I successfully enabled E2E on all my devices (synced to a NextCloud instance).
Wanted to know how attachments are handled using E2E.
Created a test note and attached a small file to it.
Seems to work, I can see the encrypted note and the file in NextCloud/Joplin directory and the desktop program.
After deleting this note I waited for the sync on the desktop program completed successfully (the note and the attachment doesn’t show up anymore).
But I still can see the encrypted note (not the attachment!) in the NextCloud/Joplin directory.
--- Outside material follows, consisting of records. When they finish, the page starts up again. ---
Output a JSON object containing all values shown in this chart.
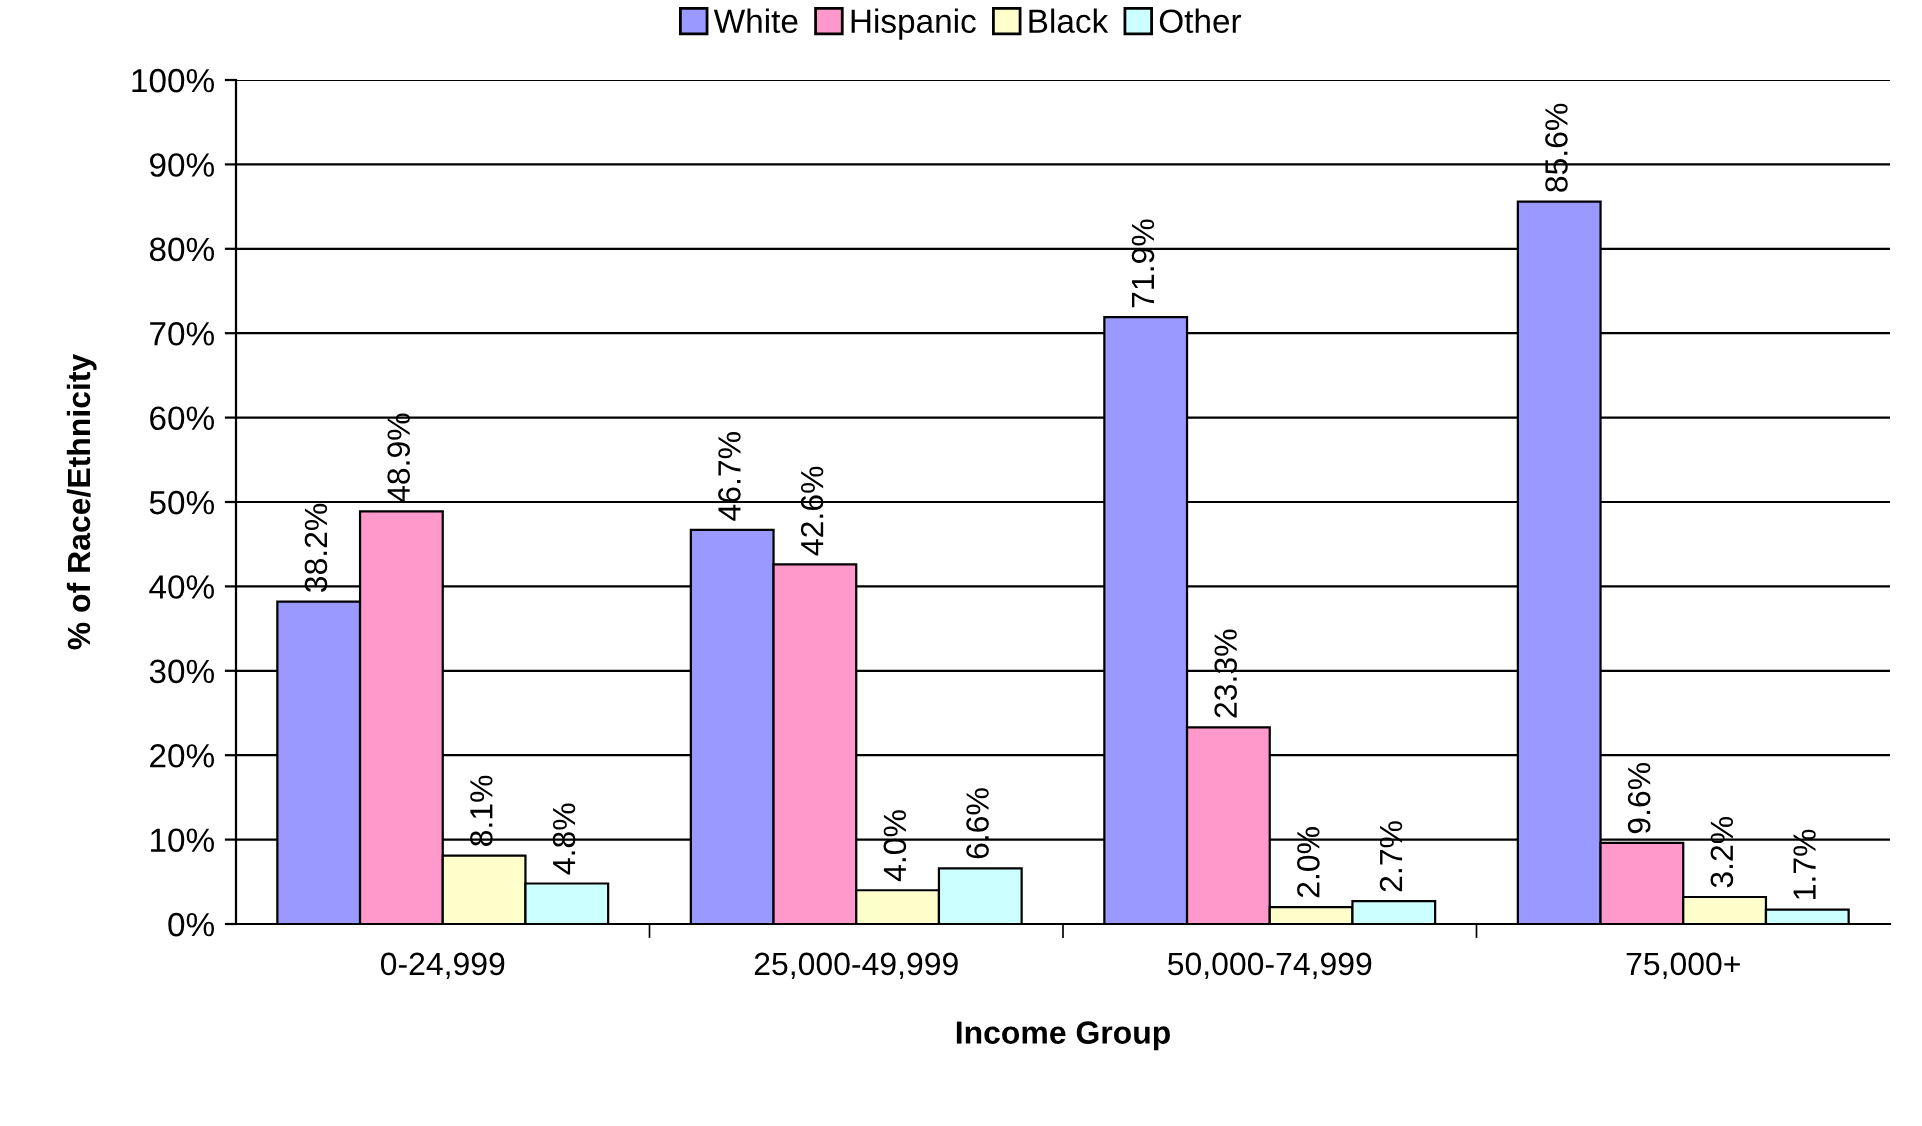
{
  "chart_data": {
    "type": "bar",
    "xlabel": "Income Group",
    "ylabel": "% of Race/Ethnicity",
    "categories": [
      "0-24,999",
      "25,000-49,999",
      "50,000-74,999",
      "75,000+"
    ],
    "series": [
      {
        "name": "White",
        "color": "#9999ff",
        "values": [
          38.2,
          46.7,
          71.9,
          85.6
        ],
        "value_labels": [
          "38.2%",
          "46.7%",
          "71.9%",
          "85.6%"
        ]
      },
      {
        "name": "Hispanic",
        "color": "#ff99cc",
        "values": [
          48.9,
          42.6,
          23.3,
          9.6
        ],
        "value_labels": [
          "48.9%",
          "42.6%",
          "23.3%",
          "9.6%"
        ]
      },
      {
        "name": "Black",
        "color": "#ffffcc",
        "values": [
          8.1,
          4.0,
          2.0,
          3.2
        ],
        "value_labels": [
          "8.1%",
          "4.0%",
          "2.0%",
          "3.2%"
        ]
      },
      {
        "name": "Other",
        "color": "#ccffff",
        "values": [
          4.8,
          6.6,
          2.7,
          1.7
        ],
        "value_labels": [
          "4.8%",
          "6.6%",
          "2.7%",
          "1.7%"
        ]
      }
    ],
    "ylim": [
      0,
      100
    ],
    "yticks": [
      {
        "value": 0,
        "label": "0%"
      },
      {
        "value": 10,
        "label": "10%"
      },
      {
        "value": 20,
        "label": "20%"
      },
      {
        "value": 30,
        "label": "30%"
      },
      {
        "value": 40,
        "label": "40%"
      },
      {
        "value": 50,
        "label": "50%"
      },
      {
        "value": 60,
        "label": "60%"
      },
      {
        "value": 70,
        "label": "70%"
      },
      {
        "value": 80,
        "label": "80%"
      },
      {
        "value": 90,
        "label": "90%"
      },
      {
        "value": 100,
        "label": "100%"
      }
    ],
    "grid": "y",
    "legend": "top"
  }
}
On the Linux filesystem I still (even after multiple sync runs) can see two files in the ~/.config/joplin-desktop/resources directory:
26af99a25f7249309c31338c532f8848.txt
26af99a25f7249309c31338c532f8848.crypted
More information/observations:
Playing with the above mentined script on GH jnrmor I was surprised of the following output:
mw@NUC:~$ bin/jnrmor -n -d [debug] Using config file: /home/mw/bin/.jnrmor.conf [debug] Joplin database: /home/mw/.config/joplin-desktop/database.sqlite [debug] Web Clipper port: 41184 No orphaned resources found.
because IMHO there should be at least one orphaned resource.
After checking the options in joplin-desktop I found out that I had disabled notes history, which sets revisionService.ttlDays in the database to be empty. After enabling notes history again (setting it to 2 days) the script finds the orphaned resource file:
The found resource id corresponds to the filenames in the resource directory.
For now I still wait to see whether the orphaned resource will be deleted automatically…
@miwie Yep, a while back I adjusted the script to make sure there's no data loss. (The note history feature was implemented after I created the script.) Thus it takes the note history into account.
Maybe I should have a look at what can be done when the note history is deactivated. The problem is that someone could deactivate it for a day/hour/minute and then activate it again. I have to think about that.